Y con esta final Millonarios-Santa Fe pienso en los hinchas de los dos equipos. Pienso en ellos porque finalmente yo también soy uno más de esos que integran la lista de implicados en este torbellino emocional. Nosotros, que ya pisamos los 40 y algunos que van más allá, nos criamos en medio de las ausencias. Y por eso hicimos tan buenas migas a pesar de estar ubicados en las antípodas futbolísticas porque nos unía en algún momento de la historia la resignación de sentirnos perdidos y destinados a que las celebraciones iban a ser un asunto prohibido hasta que nos despidieran con el ataúd bien cerrado.

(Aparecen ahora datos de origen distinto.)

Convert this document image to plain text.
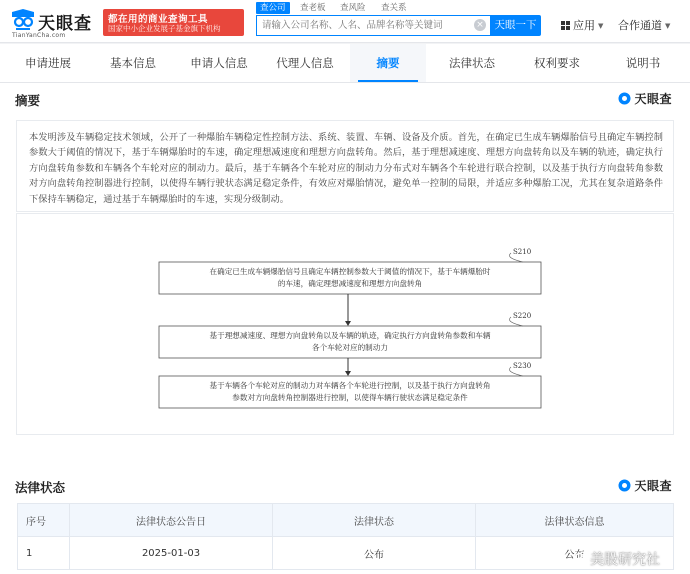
天眼查
TianYanCha.com
都在用的商业查询工具
国家中小企业发展子基金旗下机构
查公司	查老板	查风险	查关系
请输入公司名称、人名、品牌名称等关键词
×	天眼一下	应用 ▼ 合作通道 ▼
申请进展	基本信息	申请人信息	代理人信息	摘要	法律状态	权利要求	说明书
摘要	天眼查
本发明涉及车辆稳定技术领域，公开了一种爆胎车辆稳定性控制方法、系统、装置、车辆、设备及介质。首先，在确定已生成车辆爆胎信号且确定车辆控制参数大于阈值的情况下，基于车辆爆胎时的车速，确定理想减速度和理想方向盘转角。然后，基于理想减速度、理想方向盘转角以及车辆的轨迹，确定执行方向盘转角参数和车辆各个车轮对应的制动力。最后，基于车辆各个车轮对应的制动力分布式对车辆各个车轮进行联合控制，以及基于执行方向盘转角参数对方向盘转角控制器进行控制，以使得车辆行驶状态满足稳定条件，有效应对爆胎情况，避免单一控制的局限，并适应多种爆胎工况，尤其在复杂道路条件下保持车辆稳定，通过基于车辆爆胎时的车速，实现分级制动。
在确定已生成车辆爆胎信号且确定车辆控制参数大于阈值的情况下，基于车辆爆胎时
的车速，确定理想减速度和理想方向盘转角
S210
基于理想减速度、理想方向盘转角以及车辆的轨迹，确定执行方向盘转角参数和车辆
各个车轮对应的制动力
S220
基于车辆各个车轮对应的制动力对车辆各个车轮进行控制，以及基于执行方向盘转角
参数对方向盘转角控制器进行控制，以使得车辆行驶状态满足稳定条件
S230
法律状态	天眼查
序号	法律状态公告日	法律状态	法律状态信息
1	2025-01-03	公布	公布 美股研究社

Azules y rojos nos mirábamos las caras durante toda la temporada y nos burlábamos de nuestras propias desgracias cuando nos encontrábamos para tomar trago, en alguna cena familiar o en el salón de clases. Entonces llevábamos cada uno nuestro propio anecdotario cargado de costras y opacidad. El tema era reírnos de algún punto penal arrancado de cuajo por los pies de Jeffrey Díaz pateando un penal en Neiva; de Cuffaro Russo corriendo detrás de Adolfo Valencia con las manos entre los bolsillos; del duelo “Chiquito” Benítez y Silverio Penayo en cuanto a esterilidad goleadora; de cotejar las versiones sobre la increíble e inexplicable historia del “Pato” Guerra, volante uruguayo capaz de convencer nadie sabe cómo a ambas directivas para vestir las dos camisetas de los equipos de la capital sin ningún mérito conocido.
Preguntábamos si alguien sabía en qué andaba Carabalí. Y los otros -sin importar si eran de Millos o Santa Fe- se peleaban por precisar si nos estábamos refiriendo a Hamir o a Eulín Fabián. Los demás -que eran de América, Nacional, Junior- gozaban sus títulos, cierto. Pero durante un tiempo los afiliados al azul y al rojo celebrábamos la amistad. Nos divertíamos entre nosotros gracias a las tristezas. Reíamos para aguantarnos las lágrimas y ese ejercicio nos unía más como amigos a pesar de predicar ideologías futbolísticas opuestas.
Eran más los cadáveres en el cuarto de Sanalejo que las medallas colgadas en la puerta de la nevera: a veces aparecía la mención de los subtítulos del 94 y del 96, las polémicas agrias sobre los campeonatos del 87 y 88 y el valor -relativo de acuerdo a la camiseta- de la Conmebol del 96 y la Merconorte del 2001. Todo era muy escaso pero a la vez muy rico porque esas pequeñas tragedias -incluso las futbolísticas como una salida en tanqueta después de una derrota 0-3 ante Envigado o Pereira-, abonaban los vínculos. Y aún lo hacen.
En esas nos las pasábamos. Nos jodíamos de acuerdo al resultado de un clásico y aguantábamos los embates de la contraparte ante una derrota con dignidad y valentía. En los últimos años cambiaron los resultados -muchísimo más favorables para Santa Fe, por supuesto-, pero esa relación entre los que nos hicimos amigos a pesar de las diferencias y con la carencia como compañera de ruta, sigue intacta con todos. Y sea cual sea el destino de esta final que por primera vez en la vida nos pone a todos a mirarnos desde lo más alto de la torre, como nunca nos había ocurrido desde que estamos vivos, sabremos que esa permanente sensación de certeza y resignación ante lo que parecía imposible -que era ver a los dos disputar la final- fue tan fuerte como para crear lazos de sangre indestructibles ante cualquier resultado.